Radiation therapy or radiotherapy, which is the use of ionizing radiation for therapeutic ends, has been proposed as a possible adjunct treatment for HO.
Sautter-Bihl et al. (2000) studied 36 patients with HO of whom 27 patients (32 joints) received radiotherapy when ossification was minimal. 11 patients (13 joints) had obvious ossifications, which had to be resected. Post-op radiotherapy was performed 24-36 hours post-operatively. Two patients received radiotherapy both before and after surgery. Mean duration of follow-up was 23.6 months. 30 of the 36 irradiated patients showed no progression of HO. In three patients, reossification after therapy resulted in a moderate decrease in joint mobility.

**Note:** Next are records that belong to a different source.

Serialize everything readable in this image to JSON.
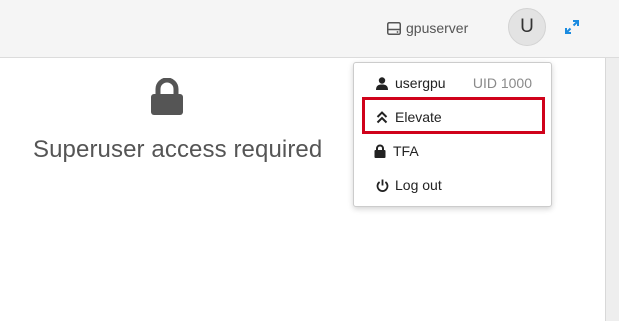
{
  "topbar": {
    "server_name": "gpuserver",
    "server_icon": "server-icon",
    "avatar_initial": "U",
    "expand_icon": "expand-icon"
  },
  "main": {
    "lock_icon": "lock-icon",
    "message": "Superuser access required"
  },
  "menu": {
    "user": {
      "icon": "user-icon",
      "label": "usergpu",
      "uid": "UID 1000"
    },
    "elevate": {
      "icon": "chevrons-up-icon",
      "label": "Elevate"
    },
    "tfa": {
      "icon": "lock-icon",
      "label": "TFA"
    },
    "logout": {
      "icon": "power-icon",
      "label": "Log out"
    }
  },
  "colors": {
    "highlight": "#d0021b",
    "accent": "#1a8be0"
  }
}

In the follow-up case series by Sautter-Bihl et al. (2001), the authors examined the effectiveness of radiotherapy administered to 52 SCI patients. Radiotherapy effectively prevented primary and secondary HO post-surgical excision in 71% of patients. However, treatment did not result in regression of HO once developed, as measured by the Brooker scale. Two joints increased in Brooker score, although neither of them developed any functional impairment. Another case series by Museler et al. (2017) used either 15 MV or 6 MV radiotherapy to target HO at the hip in 244 patients. Recurrence of HO was found to be very low (5.3%), and of those that experienced recurrence HO was initially present in both hips.
A case study by Cramarossa et al. (2013) reported on the use of radiation therapy on a patient who had previously experienced an SCI at the C5-C6 level and had been diagnosed with dysphagia due to HO-induced osteophytes. One day after surgical intervention which involved anterior cervical decompression and drilling of the osteophytes, the patient received a single treatment of radiation at 8 Gy. At follow-up, the patient reported that they were not experiencing any recurrence of dysphagic symptoms. The authors add that radiation should only be considered for patients at high risk of HO due to the risk of creating a radiotherapy-induced malignancy and that an expansion of the literature is required to better assist treatment decisions.
There is moderate Level 4 evidence (from three case series studies; Sautter-Bihl et al. 2000; Sautter-Bihl et al. 2001; Museler et al. 2017) that radiotherapy reduces the progression of heterotopic ossification.
- Radiotherapy can reduce the progression of heterotopic ossification.